C’est l’alarme !

A l’international, le capitalisme du chaos fait rage. Depuis le lancement de la guerre israélo-étasunienne contre l’Iran et la réponse qui a suivi, c’est l’ensemble du Moyen-Orient qui risque de s’embraser faisant peser une menace sur la paix dans le monde. Hors de toutes les règles du droit international, le couple infernal Trump-Netanyahu prétend libérer en tuant, et le monde, dans une relative indifférence, assiste une fois de plus au spectacle de la mort vue du ciel. En Europe, à l’exception de l’Espagne, l’alignement sur cette politique belliciste est la règle. Contre la volonté des peuples et la démocratie, poussé par une convoitise illimitée, au profit de la seule loi du marché, le capitalisme accélère sa course à l’accaparement des biens communs.

Partout les alliances néolibérales et néofascistes, appuyées par leurs médias financés par les milliardaires, se développent. En Europe, l’extrême droite gouverne ou est membre de la coalition au pouvoir dans 6 pays ; au Chili, le 11 mars, un président d’extrême droite vient de prêter serment ; et en Argentine, Milei et sa « loi sur la modernisation du travail » rappelle que ces alliances sont les ennemies du monde du travail.

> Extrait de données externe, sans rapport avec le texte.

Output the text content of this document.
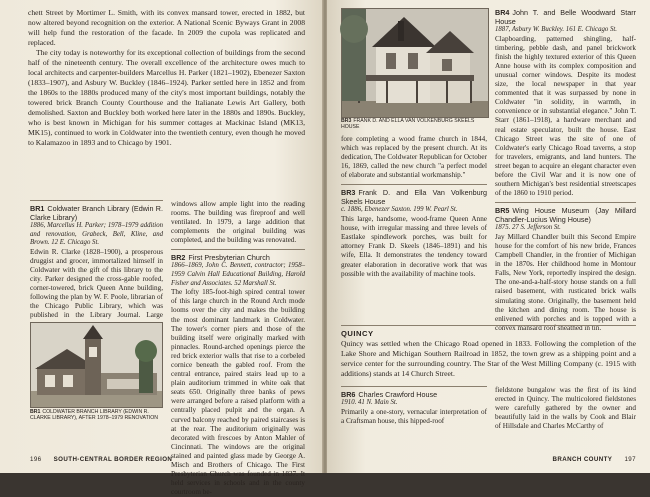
chett Street by Mortimer L. Smith, with its convex mansard tower, erected in 1882, but now altered beyond recognition on the exterior. A National Scenic Byways Grant in 2008 will help fund the restoration of the facade. In 2009 the cupola was replicated and replaced.

The city today is noteworthy for its exceptional collection of buildings from the second half of the nineteenth century. The overall excellence of the architecture owes much to local architects and carpenter-builders Marcellus H. Parker (1821–1902), Ebenezer Saxton (1833–1907), and Asbury W. Buckley (1846–1924). Parker settled here in 1852 and from the 1860s to the 1880s produced many of the city's most important buildings, notably the towered brick Branch County Courthouse and the Italianate Lewis Art Gallery, both demolished. Saxton and Buckley both worked here later in the 1880s and 1890s. Buckley, who is best known in Michigan for his summer cottages at Mackinac Island (MK13, MK15), continued to work in Coldwater into the twentieth century, even though he moved to Kalamazoo in 1893 and to Chicago by 1901.

BR1 Coldwater Branch Library (Edwin R. Clarke Library)

1886, Marcellus H. Parker; 1978–1979 addition and renovation, Grabeck, Bell, Kline, and Brown. 12 E. Chicago St.

Edwin R. Clarke (1828–1900), a prosperous druggist and grocer, immortalized himself in Coldwater with the gift of this library to the city. Parker designed the cross-gable roofed, corner-towered, brick Queen Anne building, following the plan by W. F. Poole, librarian of the Chicago Public Library, which was published in the Library Journal. Large

BR1 COLDWATER BRANCH LIBRARY (EDWIN R. CLARKE LIBRARY), AFTER 1978–1979 RENOVATION

windows allow ample light into the reading rooms. The building was fireproof and well ventilated. In 1979, a large addition that complements the original building was completed, and the building was renovated.

BR2 First Presbyterian Church

1866–1869, John C. Bennett, contractor; 1958–1959 Calvin Hall Educational Building, Harold Fisher and Associates. 52 Marshall St.

The lofty 185-foot-high spired central tower of this large church in the Round Arch mode looms over the city and makes the building the most dominant landmark in Coldwater. The tower's corner piers and those of the building itself were originally marked with pinnacles. Round-arched openings pierce the red brick exterior walls that rise to a corbeled cornice beneath the gabled roof. From the central entrance, paired stairs lead up to a plain auditorium trimmed in white oak that seats 650. Originally three banks of pews were arranged before a raised platform with a centrally placed pulpit and the organ. A curved balcony reached by paired staircases is at the rear. The auditorium originally was decorated with frescoes by Anton Mahler of Cincinnati. The windows are the original stained and painted glass made by George A. Misch and Brothers of Chicago. The First Presbyterian Church was founded in 1837. It held services in schools and in the county courtroom be-

196 SOUTH-CENTRAL BORDER REGION

BR3 FRANK D. AND ELLA VAN VOLKENBURG SKEELS HOUSE

fore completing a wood frame church in 1844, which was replaced by the present church. At its dedication, The Coldwater Republican for October 16, 1869, called the new church "a perfect model of elaborate and substantial workmanship."

BR3 Frank D. and Ella Van Volkenburg Skeels House

c. 1886, Ebenezer Saxton. 199 W. Pearl St.

This large, handsome, wood-frame Queen Anne house, with irregular massing and three levels of Eastlake spindlework porches, was built for attorney Frank D. Skeels (1846–1891) and his wife, Ella. It demonstrates the tendency toward greater elaboration in decorative work that was possible with the availability of machine tools.

BR4 John T. and Belle Woodward Starr House

1887, Asbury W. Buckley. 161 E. Chicago St.

Clapboarding, patterned shingling, half-timbering, pebble dash, and panel brickwork finish the highly textured exterior of this Queen Anne house with its complex composition and unusual corner windows. Despite its modest size, the local newspaper in that year commented that it was surpassed by none in Coldwater "in solidity, in warmth, in convenience or in substantial elegance." John T. Starr (1861–1918), a hardware merchant and real estate speculator, built the house. East Chicago Street was the site of one of Coldwater's early Chicago Road taverns, a stop for travelers, emigrants, and land hunters. The street began to acquire an elegant character even before the Civil War and it is now one of southern Michigan's best residential streetscapes of the 1860 to 1910 period.

BR5 Wing House Museum (Jay Millard Chandler-Lucius Wing House)

1875. 27 S. Jefferson St.

Jay Millard Chandler built this Second Empire house for the comfort of his new bride, Frances Campbell Chandler, in the frontier of Michigan in the 1870s. Her childhood home in Montour Falls, New York, reportedly inspired the design. The one-and-a-half-story house stands on a full raised basement, with rusticated brick walls simulating stone. Originally, the basement held the kitchen and dining room. The house is enlivened with porches and is topped with a convex mansard roof sheathed in tin.

QUINCY

Quincy was settled when the Chicago Road opened in 1833. Following the completion of the Lake Shore and Michigan Southern Railroad in 1852, the town grew as a shipping point and a service center for the surrounding country. The Star of the West Milling Company (c. 1915 with additions) stands at 14 Church Street.

BR6 Charles Crawford House

1910. 41 N. Main St.

Primarily a one-story, vernacular interpretation of a Craftsman house, this hipped-roof

fieldstone bungalow was the first of its kind erected in Quincy. The multicolored fieldstones were carefully gathered by the owner and beautifully laid in the walls by Cook and Blair of Hillsdale and Charles McCarthy of

BRANCH COUNTY 197
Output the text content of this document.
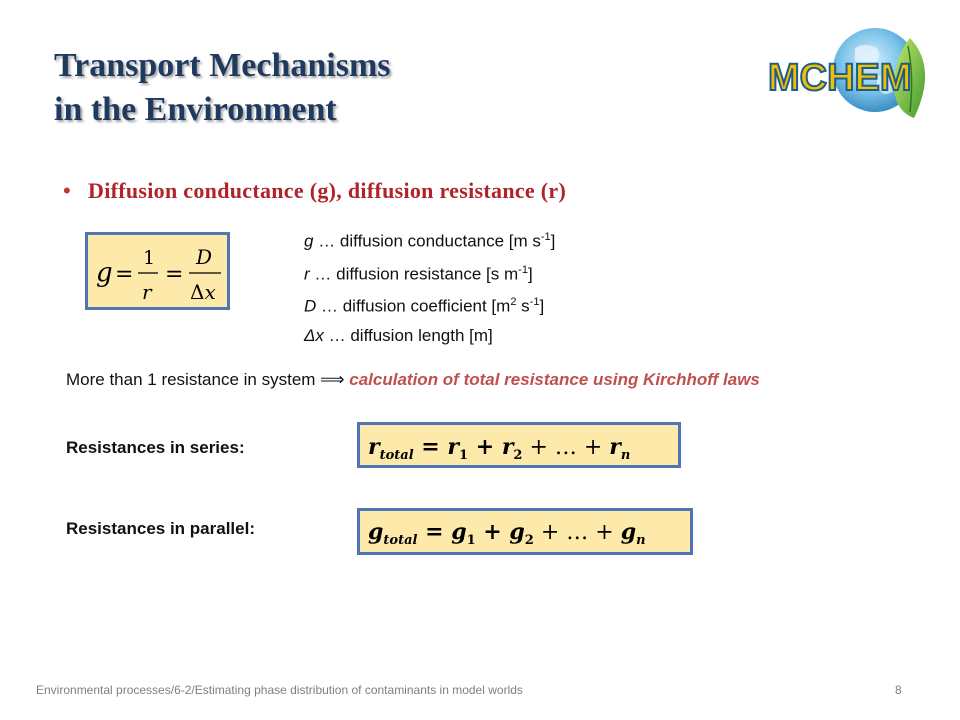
Transport Mechanisms
in the Environment
MCHEM
• Diffusion conductance (g), diffusion resistance (r)
g =
1
r
=
D
Δx
g … diffusion conductance [m $s^{-1}$]
r … diffusion resistance [s $m^{-1}$]
D … diffusion coefficient [$m^2$ $s^{-1}$]
Δx … diffusion length [m]
More than 1 resistance in system ⟹ calculation of total resistance using Kirchhoff laws
Resistances in series:	$r_{total} = r_1 + r_2$ + … + $r_n$
Resistances in parallel:	$g_{total} = g_1 + g_2$ + … + $g_n$
Environmental processes/6-2/Estimating phase distribution of contaminants in model worlds	8
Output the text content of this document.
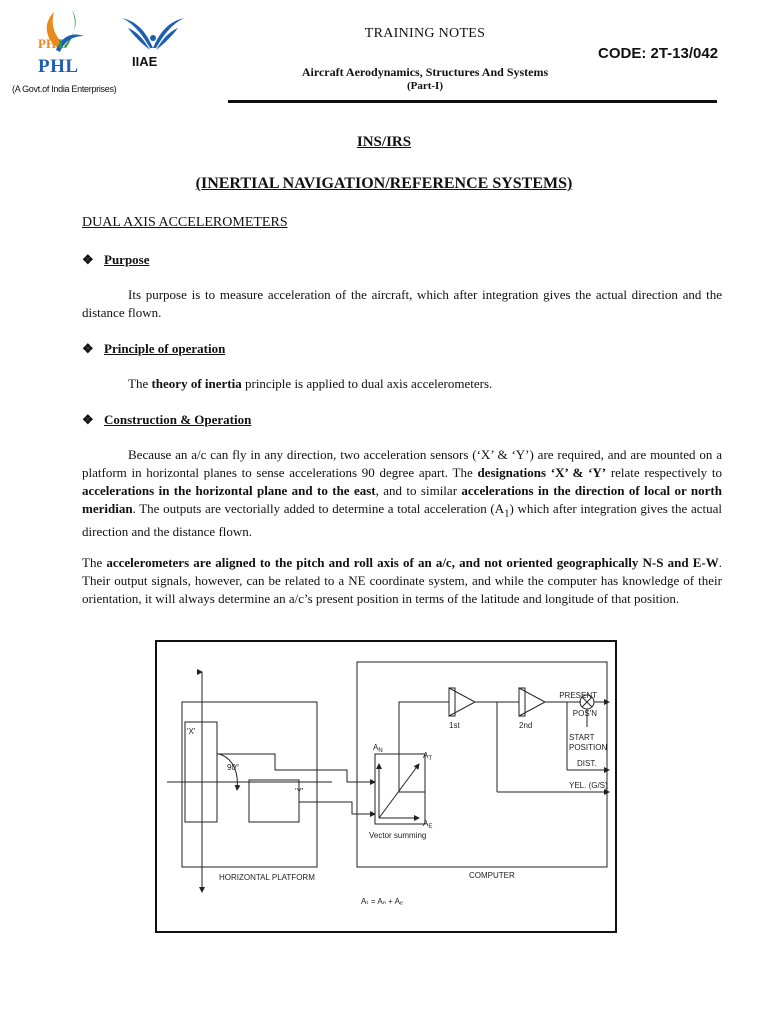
PH L
PHL
(A Govt.of India Enterprises)
IIAE
TRAINING NOTES
Aircraft Aerodynamics, Structures And Systems
(Part-I)
CODE: 2T-13/042
INS/IRS
(INERTIAL NAVIGATION/REFERENCE SYSTEMS)
DUAL AXIS ACCELEROMETERS
❖ Purpose
Its purpose is to measure acceleration of the aircraft, which after integration gives the actual direction and the distance flown.
❖ Principle of operation
The theory of inertia principle is applied to dual axis accelerometers.
❖ Construction & Operation
Because an a/c can fly in any direction, two acceleration sensors (‘X’ & ‘Y’) are required, and are mounted on a platform in horizontal planes to sense accelerations 90 degree apart. The designations ‘X’ & ‘Y’ relate respectively to accelerations in the horizontal plane and to the east, and to similar accelerations in the direction of local or north meridian. The outputs are vectorially added to determine a total acceleration $(A_1)$ which after integration gives the actual direction and the distance flown.
The accelerometers are aligned to the pitch and roll axis of an a/c, and not oriented geographically N-S and E-W. Their output signals, however, can be related to a NE coordinate system, and while the computer has knowledge of their orientation, it will always determine an a/c’s present position in terms of the latitude and longitude of that position.
'X'
'Y'
90°
HORIZONTAL PLATFORM
$A_N$	$A_T$
$A_E$
Vector summing
COMPUTER
Aₜ = Aₙ + Aₑ
1st	2nd
PRESENT
POS'N
START
POSITION
DIST.
YEL. (G/S)
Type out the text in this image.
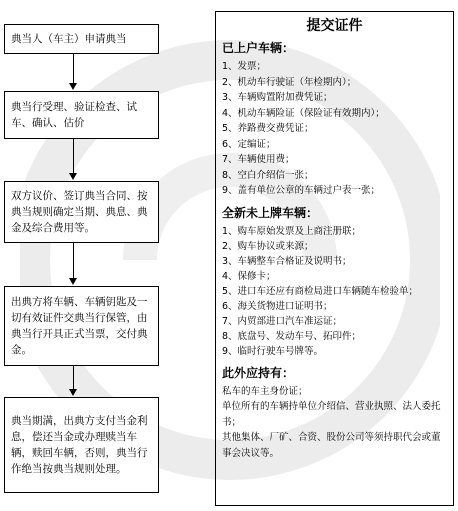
典当人（车主）申请典当
典当行受理、验证检查、试车、确认、估价
双方议价、签订典当合同、按典当规则确定当期、典息、典金及综合费用等。
出典方将车辆、车辆钥匙及一切有效证件交典当行保管，由典当行开具正式当票，交付典金。
典当期满，出典方支付当金利息，偿还当金或办理赎当车辆，赎回车辆，否则，典当行作绝当按典当规则处理。
提交证件
已上户车辆：
1、发票；
2、机动车行驶证（年检期内）；
3、车辆购置附加费凭证；
4、机动车辆险证（保险证有效期内）；
5、养路费交费凭证；
6、定编证；
7、车辆使用费；
8、空白介绍信一张；
9、盖有单位公章的车辆过户表一张；
全新未上牌车辆：
1、购车原始发票及上商注册联；
2、购车协议或来源；
3、车辆整车合格证及说明书；
4、保修卡；
5、进口车还应有商检局进口车辆随车检验单；
6、海关货物进口证明书；
7、内贸部进口汽车准运证；
8、底盘号、发动车号、拓印件；
9、临时行驶车号牌等。
此外应持有：

私车的车主身份证；

单位所有的车辆持单位介绍信、营业执照、法人委托书；

其他集体、厂矿、合资、股份公司等须持职代会或董事会决议等。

Sur le plan national, au lendemain du premier tour des municipales, les résultats sont alarmants : 23 villes ont d’ores et déjà été conquises par l’extrême droite, et un peu plus de 42 % des électeur·ices ne sont pas allé·es voter. Plus que jamais, il est essentiel de révéler l’arnaque qu’est le RN, ses liens avec les néonazis, son projet raciste, sexiste et violent. Là où il dirige déjà, son bilan est éloquent : remise en cause des financements de certaines associations, privatisation de services publics, postes de fonctionnaires supprimés, imposition des programmations culturelles.

Face à cela, une dynamique reste possible par l’alliance de citoyen·nes, d’associations, de syndicats et de partis politiques comme l’a montré la réussite de la Journée internationale de lutte pour les droits des femmes. Au moment où le gouvernement empêche tout progrès sur l’égalité salariale et la lutte contre les VSS, la dénonciation collective du risque de l’extrême droite pour les femmes s’est fait entendre dans la rue.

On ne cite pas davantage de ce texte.